ALS hastalığı üzerinde dünyada en önde olan isim Prof. Dr. Hande Özdinler.. Unutmayın o da bir Türktür.
Ülkesinde yüz ve kol naklini gerçekleştirdikten sonra dünyada ilk rahim naklini gerçekleştiren de bir Türk.. Prof.Dr. Ömer Özkan.
Dünyada ilk kez beyin hücrelerinin. Ölümünü engelleyen hoca Dr.Murat Digiçaylıoğlu değil mi? O da bir Türk
Robotla ilk kalp ameliyatını yapan, kalp krizini önceden haber veren elektronik CİP'i de bulan Prof.Dr. Tayfun Aybek de bir Türk.
Behçet hastalığını da 1937 senesinde bulan, teşhis eden, tedavisini gerçekleştiren doktor da bir Türk. Prof. Dr. Hulusi Behçet.
Türkler geleneksel olarak tıp alanında Avrupa devletlerinden daima önde olmuşlardır. Unutmayın onlar hep imparatorluklarda yaşadılar. Geçmişleri, tıp alanında deneyim ve hizmetleri çok derin.
Türkler tarihte hayvancılık ve harp sanatında dünyanın en sözü geçen milleti olduğundan, bulaşıcı hastalıkların tedavisinde de insanlığa büyük hizmetleri olmuştur.
Göktürkler'de Hekim Biguta, Karluklar'da Hekim Haruna, 728 yılından bugüne unutulmaz hekimler arasındadır.
Müzikle ilk tedaviyi Osmanlı Devleti gerçekleştirmiş, dünyada ilk devasa Çadır hastanelerini 10-11-12'nci yüzyıllarda Selçuklu Türkleri kurmuştur.
1037 senesinde vefat eden İbn-i Sina, hekimlerin hükümdarı olarak İtalyan okullarında okutulmuyor mu?
Karaciğer ve sarılık hastalığını bulan, mikrobu tanımlayan da İbn-i Sina'dır.
14. Asırda yaşamış Fatih Sultan Mehmet'in hocası Akşemsettin dünyanın en önemli bulaşıcı hastalıklar hekimiydi. Mikrobun da mucididir.
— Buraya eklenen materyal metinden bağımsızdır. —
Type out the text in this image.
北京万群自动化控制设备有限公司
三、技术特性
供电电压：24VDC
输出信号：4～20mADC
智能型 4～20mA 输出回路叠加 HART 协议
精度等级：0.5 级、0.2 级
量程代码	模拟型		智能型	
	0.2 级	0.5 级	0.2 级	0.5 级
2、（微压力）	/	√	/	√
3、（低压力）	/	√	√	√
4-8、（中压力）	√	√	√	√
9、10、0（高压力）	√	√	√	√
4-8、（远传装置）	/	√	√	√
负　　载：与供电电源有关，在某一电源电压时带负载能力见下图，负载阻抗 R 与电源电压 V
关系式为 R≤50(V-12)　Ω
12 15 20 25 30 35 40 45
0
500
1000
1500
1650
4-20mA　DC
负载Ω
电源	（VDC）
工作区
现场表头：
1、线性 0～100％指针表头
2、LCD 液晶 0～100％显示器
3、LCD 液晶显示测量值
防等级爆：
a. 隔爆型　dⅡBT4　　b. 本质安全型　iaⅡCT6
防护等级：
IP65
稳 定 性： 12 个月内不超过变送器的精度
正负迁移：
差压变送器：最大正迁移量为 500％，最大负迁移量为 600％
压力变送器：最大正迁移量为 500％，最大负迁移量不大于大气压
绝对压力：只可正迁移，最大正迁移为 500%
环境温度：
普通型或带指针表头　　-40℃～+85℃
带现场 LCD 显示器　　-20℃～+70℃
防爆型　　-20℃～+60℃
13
Nitekim dünyayı hapishaneye çeviren asrımızın illeti Koronaya karşı aşıyı bulan Uğur Şahin ve eşi Özlem Türeci ile, Korona mikrobunun hücre zarının içine girmesini engelleyen ilacı bulan da yine Prof. Dr. İbrahim Benter’in de bir Türk olduğunu unutmayalım.
Prof. Dr. İbrahim Benter
Korona şaşkınlığı karşısında çaresiz kalınınca bereket ismini zikrettiğim bu Türk doktorlarına bir çamur atamadılar.
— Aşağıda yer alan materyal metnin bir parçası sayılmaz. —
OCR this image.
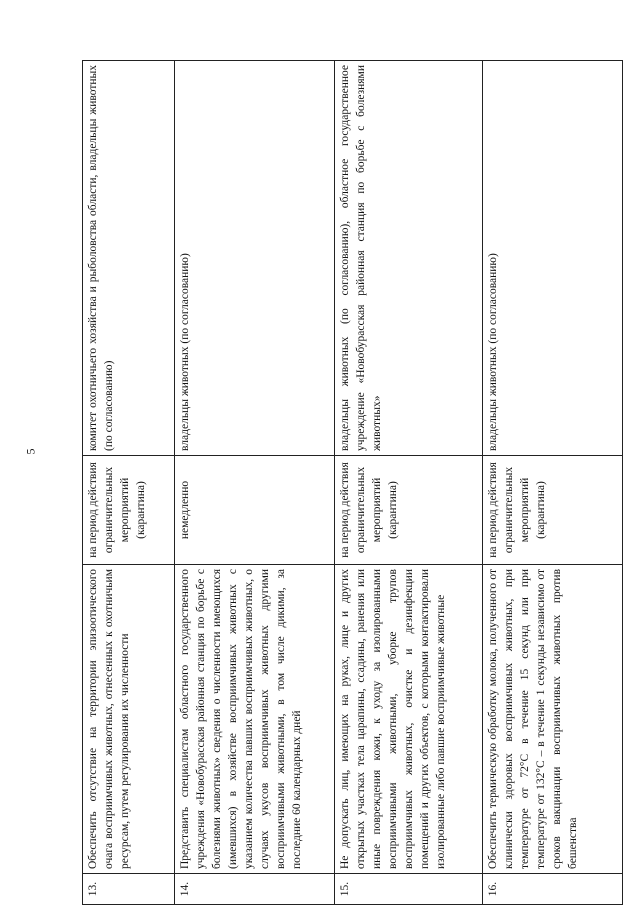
5
13.	Обеспечить отсутствие на территории эпизоотического очага восприимчивых животных, отнесенных к охотничьим ресурсам, путем регулирования их численности	на период действия ограничительных мероприятий (карантина)	комитет охотничьего хозяйства и рыболовства области, владельцы животных (по согласованию)
14.	Представить специалистам областного государственного учреждения «Новобурасская районная станция по борьбе с болезнями животных» сведения о численности имеющихся (имевшихся) в хозяйстве восприимчивых животных с указанием количества павших восприимчивых животных, о случаях укусов восприимчивых животных другими восприимчивыми животными, в том числе дикими, за последние 60 календарных дней	немедленно	владельцы животных (по согласованию)
15.	Не допускать лиц, имеющих на руках, лице и других открытых участках тела царапины, ссадины, ранения или иные повреждения кожи, к уходу за изолированными восприимчивыми животными, уборке трупов восприимчивых животных, очистке и дезинфекции помещений и других объектов, с которыми контактировали изолированные либо павшие восприимчивые животные	на период действия ограничительных мероприятий (карантина)	владельцы животных (по согласованию), областное государственное учреждение «Новобурасская районная станция по борьбе с болезнями животных»
16.	Обеспечить термическую обработку молока, полученного от клинически здоровых восприимчивых животных, при температуре от 72°С в течение 15 секунд или при температуре от 132°С – в течение 1 секунды независимо от сроков вакцинации восприимчивых животных против бешенства	на период действия ограничительных мероприятий (карантина)	владельцы животных (по согласованию)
Dr. Ziya Özel "zakkumcu doktor" olarak anılıyor ve ciddiye alınmıyordu, ancak ABD'ye giderek çalışmalarını sunan Özel ilacını burada piyasaya sürebilmişti.
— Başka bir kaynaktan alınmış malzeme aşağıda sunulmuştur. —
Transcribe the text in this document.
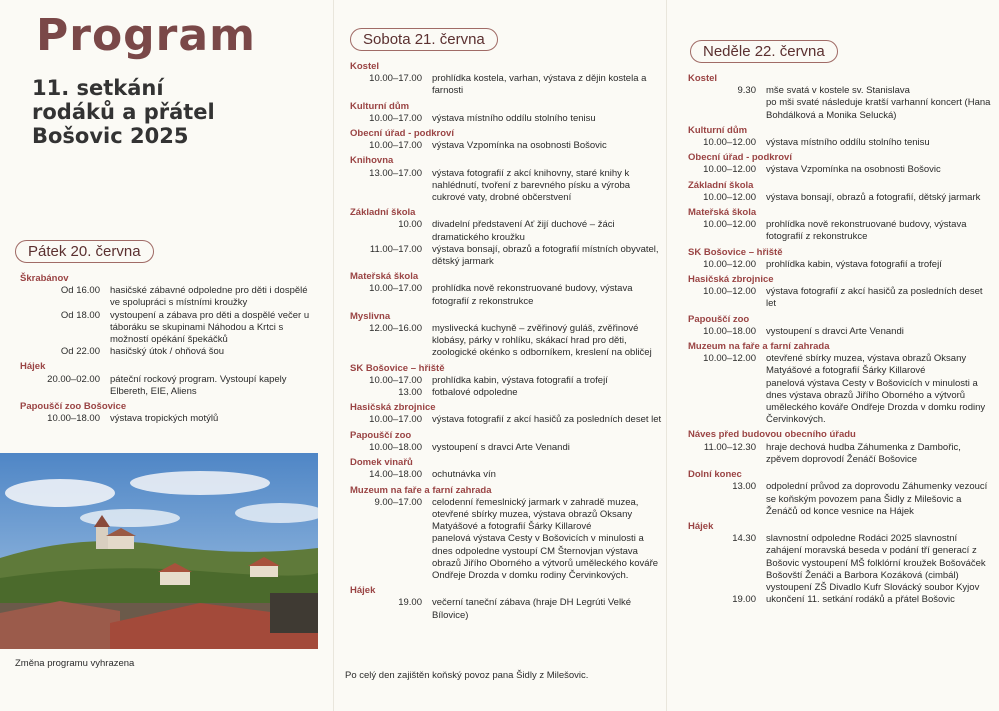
Program
11. setkání
rodáků a přátel
Bošovic 2025
Pátek 20. června
Škrabánov
Od 16.00	hasičské zábavné odpoledne pro děti i dospělé ve spolupráci s místními kroužky
Od 18.00	vystoupení a zábava pro děti a dospělé večer u táboráku se skupinami Náhodou a Krtci s možností opékání špekáčků
Od 22.00	hasičský útok / ohňová šou
Hájek
20.00–02.00	páteční rockový program. Vystoupí kapely Elbereth, EIE, Aliens
Papouščí zoo Bošovice
10.00–18.00	výstava tropických motýlů
Změna programu vyhrazena
Sobota 21. června
Kostel
10.00–17.00	prohlídka kostela, varhan, výstava z dějin kostela a farnosti
Kulturní dům
10.00–17.00	výstava místního oddílu stolního tenisu
Obecní úřad - podkroví
10.00–17.00	výstava Vzpomínka na osobnosti Bošovic
Knihovna
13.00–17.00	výstava fotografií z akcí knihovny, staré knihy k nahlédnutí, tvoření z barevného písku a výroba cukrové vaty, drobné občerstvení
Základní škola
10.00	divadelní představení Ať žijí duchové – žáci dramatického kroužku
11.00–17.00	výstava bonsají, obrazů a fotografií místních obyvatel, dětský jarmark
Mateřská škola
10.00–17.00	prohlídka nově rekonstruované budovy, výstava fotografií z rekonstrukce
Myslivna
12.00–16.00	myslivecká kuchyně – zvěřinový guláš, zvěřinové klobásy, párky v rohlíku, skákací hrad pro děti, zoologické okénko s odborníkem, kreslení na obličej
SK Bošovice – hřiště
10.00–17.00	prohlídka kabin, výstava fotografií a trofejí
13.00	fotbalové odpoledne
Hasičská zbrojnice
10.00–17.00	výstava fotografií z akcí hasičů za posledních deset let
Papouščí zoo
10.00–18.00	vystoupení s dravci Arte Venandi
Domek vinařů
14.00–18.00	ochutnávka vín
Muzeum na faře a farní zahrada
9.00–17.00	celodenní řemeslnický jarmark v zahradě muzea, otevřené sbírky muzea, výstava obrazů Oksany Matyášové a fotografií Šárky Killarové
panelová výstava Cesty v Bošovicích v minulosti a dnes odpoledne vystoupí CM Šternovjan výstava obrazů Jiřího Oborného a výtvorů uměleckého kováře Ondřeje Drozda v domku rodiny Červinkových.
Hájek
19.00	večerní taneční zábava (hraje DH Legrúti Velké Bílovice)
Po celý den zajištěn koňský povoz pana Šidly z Milešovic.
Neděle 22. června
Kostel
9.30	mše svatá v kostele sv. Stanislava
po mši svaté následuje kratší varhanní koncert (Hana Bohdálková a Monika Selucká)
Kulturní dům
10.00–12.00	výstava místního oddílu stolního tenisu
Obecní úřad - podkroví
10.00–12.00	výstava Vzpomínka na osobnosti Bošovic
Základní škola
10.00–12.00	výstava bonsají, obrazů a fotografií, dětský jarmark
Mateřská škola
10.00–12.00	prohlídka nově rekonstruované budovy, výstava fotografií z rekonstrukce
SK Bošovice – hřiště
10.00–12.00	prohlídka kabin, výstava fotografií a trofejí
Hasičská zbrojnice
10.00–12.00	výstava fotografií z akcí hasičů za posledních deset let
Papouščí zoo
10.00–18.00	vystoupení s dravci Arte Venandi
Muzeum na faře a farní zahrada
10.00–12.00	otevřené sbírky muzea, výstava obrazů Oksany Matyášové a fotografií Šárky Killarové
panelová výstava Cesty v Bošovicích v minulosti a dnes výstava obrazů Jiřího Oborného a výtvorů uměleckého kováře Ondřeje Drozda v domku rodiny Červinkových.
Náves před budovou obecního úřadu
11.00–12.30	hraje dechová hudba Záhumenka z Dambořic, zpěvem doprovodí Ženáčí Bošovice
Dolní konec
13.00	odpolední průvod za doprovodu Záhumenky vezoucí se koňským povozem pana Šidly z Milešovic a Ženáčů od konce vesnice na Hájek
Hájek
14.30	slavnostní odpoledne Rodáci 2025 slavnostní zahájení moravská beseda v podání tří generací z Bošovic vystoupení MŠ folklórní kroužek Bošováček Bošovští Ženáči a Barbora Kozáková (cimbál) vystoupení ZŠ Divadlo Kufr Slovácký soubor Kyjov
19.00	ukončení 11. setkání rodáků a přátel Bošovic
Ama 25 yıl önce kanser ilacı bulan Dr. Ziya Özel’in başına gelenleri hatırlayanınız var mı bilmiyorum. Dr. Ziya Özel bulduğu kanser ilacını anlatmasına bile fırsat verilmeden maalesef “ ŞARLATAN” ilan edildi. Meslek itibarı horlandı. En nihayet çok sevdiği ülkesini terk ederek Amerika’ya yerleşti. “Anvirzel' adlı ilacını patentini Amerika’da tescil ettirmek zorunda kaldı.
Maalesef batıda orta çağda batıda ilim adamlarının başına ne geldiyse uzaycı Ömer Hayyam,, Matematikci Biruni,, fizikçi Heysen, Sina, Kindi gibi ilim adamlarının başına gelenler de aynı. Dün olduğu gibi bugün de ilim adamlarının önüne çıkan en büyük engel, yine bilgisiz bürokrasiden gelmektedir. İçel’in Kürkçü köyünden köylü çocuğu Dr. Ziya ÖZEL ’i Amerika’ya kaçıran esnaf, çoban, çiftçi değil maalesef ve maalesef kendi ülkesinin yetkilileridir.